Construction and preliminary evaluation of a microwave radiation imager land surface assimilation observation operator based on the MLP method

In land surface brightness temperature assimilation studies, conventional radiation transfer models as observation operators often require a large amount of auxiliary information. However, the complexity and variability of land surface parameters can lead to significant errors in the auxiliary information, which severely reduces the accuracy of brightness temperature simulation and, consequently, affects the assimilation results. To further improve the direct assimilation of microwave radiation imager (MWRI) brightness temperatures from the FY-3D satellite, this study attempts to build an observation operator based on a Multi-Layer Perceptron (MLP) that does not explicitly include surface emissivity, addressing the spatial and temporal variability of land surface radiation.
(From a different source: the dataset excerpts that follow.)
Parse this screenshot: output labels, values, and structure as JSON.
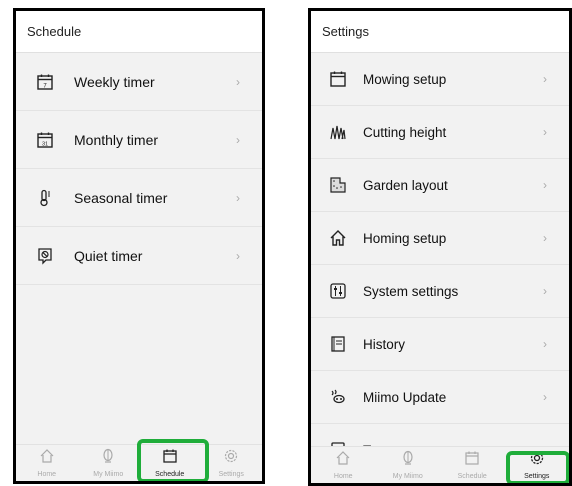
{
  "left": {
    "header_title": "Schedule",
    "items": [
      {
        "label": "Weekly timer",
        "icon": "weekly-calendar-icon"
      },
      {
        "label": "Monthly timer",
        "icon": "monthly-calendar-icon"
      },
      {
        "label": "Seasonal timer",
        "icon": "thermometer-icon"
      },
      {
        "label": "Quiet timer",
        "icon": "quiet-icon"
      }
    ],
    "nav": [
      {
        "label": "Home",
        "icon": "home-icon"
      },
      {
        "label": "My Miimo",
        "icon": "mower-icon"
      },
      {
        "label": "Schedule",
        "icon": "calendar-icon",
        "active": true
      },
      {
        "label": "Settings",
        "icon": "gear-icon"
      }
    ]
  },
  "right": {
    "header_title": "Settings",
    "items": [
      {
        "label": "Mowing setup",
        "icon": "calendar-icon"
      },
      {
        "label": "Cutting height",
        "icon": "grass-icon"
      },
      {
        "label": "Garden layout",
        "icon": "garden-map-icon"
      },
      {
        "label": "Homing setup",
        "icon": "home-icon"
      },
      {
        "label": "System settings",
        "icon": "sliders-icon"
      },
      {
        "label": "History",
        "icon": "book-icon"
      },
      {
        "label": "Miimo Update",
        "icon": "update-icon"
      },
      {
        "label": "Test",
        "icon": "checklist-icon"
      }
    ],
    "nav": [
      {
        "label": "Home",
        "icon": "home-icon"
      },
      {
        "label": "My Miimo",
        "icon": "mower-icon"
      },
      {
        "label": "Schedule",
        "icon": "calendar-icon"
      },
      {
        "label": "Settings",
        "icon": "gear-icon",
        "active": true
      }
    ]
  },
  "colors": {
    "highlight": "#1fad3a",
    "background": "#f2f2f2"
  }
}
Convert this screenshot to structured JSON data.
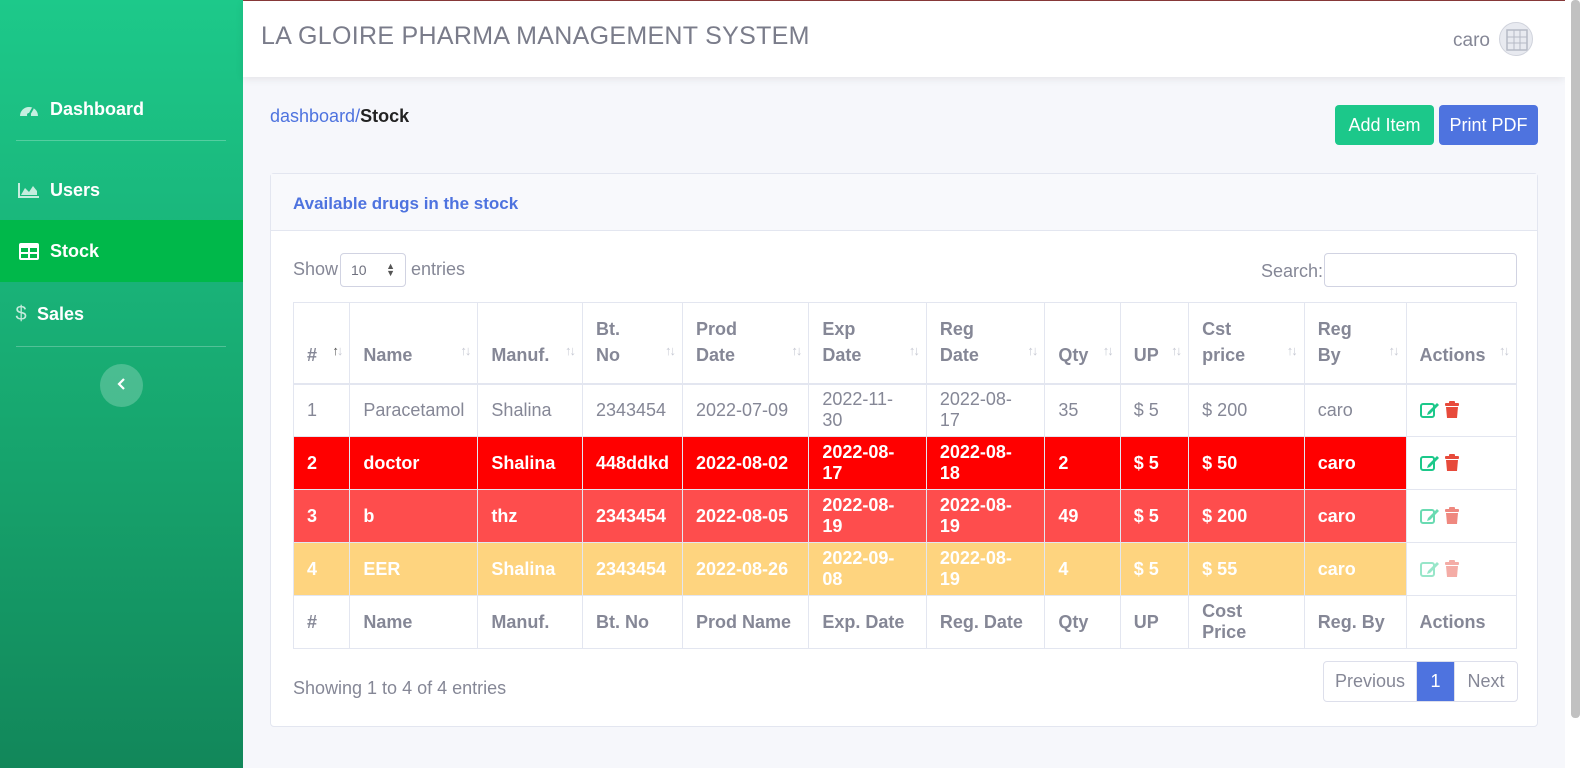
{
  "app": {
    "title": "LA GLOIRE PHARMA MANAGEMENT SYSTEM",
    "user": "caro"
  },
  "sidebar": {
    "items": [
      {
        "label": "Dashboard",
        "icon": "gauge-icon",
        "active": false
      },
      {
        "label": "Users",
        "icon": "area-chart-icon",
        "active": false
      },
      {
        "label": "Stock",
        "icon": "table-icon",
        "active": true
      },
      {
        "label": "Sales",
        "icon": "dollar-icon",
        "active": false
      }
    ]
  },
  "breadcrumb": {
    "link": "dashboard",
    "separator": "/",
    "current": "Stock"
  },
  "actions": {
    "add_label": "Add Item",
    "pdf_label": "Print PDF"
  },
  "card": {
    "title": "Available drugs in the stock",
    "show_label": "Show",
    "page_size": "10",
    "entries_label": "entries",
    "search_label": "Search:",
    "search_value": ""
  },
  "table": {
    "headers": [
      [
        "#"
      ],
      [
        "Name"
      ],
      [
        "Manuf."
      ],
      [
        "Bt.",
        "No"
      ],
      [
        "Prod",
        "Date"
      ],
      [
        "Exp",
        "Date"
      ],
      [
        "Reg",
        "Date"
      ],
      [
        "Qty"
      ],
      [
        "UP"
      ],
      [
        "Cst",
        "price"
      ],
      [
        "Reg",
        "By"
      ],
      [
        "Actions"
      ]
    ],
    "rows": [
      {
        "status": "normal",
        "cells": [
          "1",
          "Paracetamol",
          "Shalina",
          "2343454",
          "2022-07-09",
          "2022-11-30",
          "2022-08-17",
          "35",
          "$ 5",
          "$ 200",
          "caro"
        ]
      },
      {
        "status": "expired",
        "cells": [
          "2",
          "doctor",
          "Shalina",
          "448ddkd",
          "2022-08-02",
          "2022-08-17",
          "2022-08-18",
          "2",
          "$ 5",
          "$ 50",
          "caro"
        ]
      },
      {
        "status": "expiring",
        "cells": [
          "3",
          "b",
          "thz",
          "2343454",
          "2022-08-05",
          "2022-08-19",
          "2022-08-19",
          "49",
          "$ 5",
          "$ 200",
          "caro"
        ]
      },
      {
        "status": "warning",
        "cells": [
          "4",
          "EER",
          "Shalina",
          "2343454",
          "2022-08-26",
          "2022-09-08",
          "2022-08-19",
          "4",
          "$ 5",
          "$ 55",
          "caro"
        ]
      }
    ],
    "footers": [
      "#",
      "Name",
      "Manuf.",
      "Bt. No",
      "Prod Name",
      "Exp. Date",
      "Reg. Date",
      "Qty",
      "UP",
      "Cost Price",
      "Reg. By",
      "Actions"
    ],
    "row_colors": {
      "expired": "#ff0000",
      "expiring": "#fe4d4d",
      "warning": "#fed47f"
    }
  },
  "pagination": {
    "info": "Showing 1 to 4 of 4 entries",
    "prev": "Previous",
    "current": "1",
    "next": "Next"
  },
  "colors": {
    "primary": "#4e73df",
    "success": "#1cc88a",
    "danger": "#e74a3b",
    "sidebar_active": "#00b84a"
  }
}
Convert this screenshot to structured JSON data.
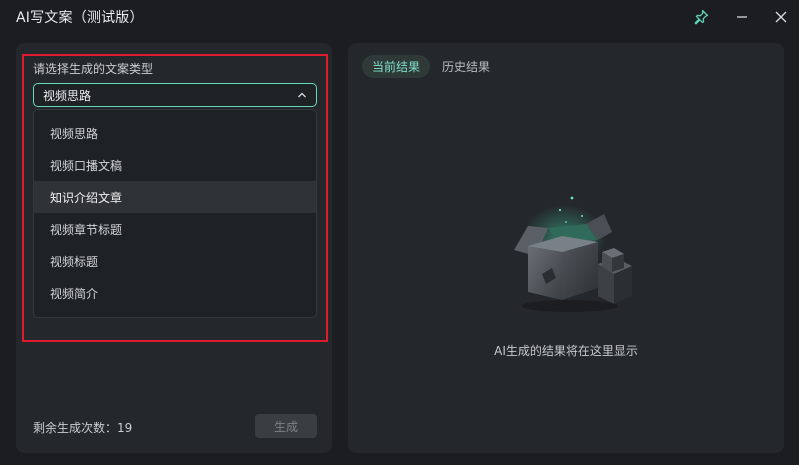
{
  "window": {
    "title": "AI写文案（测试版）",
    "controls": {
      "pin_icon": "pin-icon",
      "minimize_icon": "minimize-icon",
      "close_icon": "close-icon"
    },
    "accent": "#66d9bd"
  },
  "left": {
    "type_label": "请选择生成的文案类型",
    "select": {
      "value": "视频思路",
      "chevron_icon": "chevron-up-icon"
    },
    "options": [
      {
        "label": "视频思路"
      },
      {
        "label": "视频口播文稿"
      },
      {
        "label": "知识介绍文章",
        "hovered": true
      },
      {
        "label": "视频章节标题"
      },
      {
        "label": "视频标题"
      },
      {
        "label": "视频简介"
      }
    ],
    "remaining": "剩余生成次数：19",
    "generate_button": "生成",
    "highlight_color": "#e01b2f"
  },
  "right": {
    "tabs": [
      {
        "label": "当前结果",
        "active": true
      },
      {
        "label": "历史结果",
        "active": false
      }
    ],
    "empty_icon": "open-box-icon",
    "empty_text": "AI生成的结果将在这里显示"
  }
}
By introducing a land surface type grouping modeling strategy and a daytime-nighttime classification modeling method, the data dimensionality is reduced to enhance the accuracy of the assimilation observation operator. Evaluation results show that the MLP model significantly outperforms the RTTOV model in terms of simulation accuracy across most land surface types. The improvement is most notable in barren land areas, where the Mean Absolute Error (MAE) decreases from 7.297 K to 4.021 K, a 44.9% reduction, and the Root Mean Square Error (RMSE) decreases from 9.029 K to 5.721 K, a reduction of 36.6%. In addition, improvements of 38.6% and 37.3% in MAE are achieved in grassland and broadleaf forest regions, respectively. The MLP model shows the most significant accuracy improvement under daytime conditions, while it still performs better at night, although the improvement in errors is relatively smaller. The quantitative analysis results using Shapley Additive Explanations (SHAP) demonstrate that the MLP model effectively replicates the physical mechanisms of land surface radiation and holds promising practical application prospects.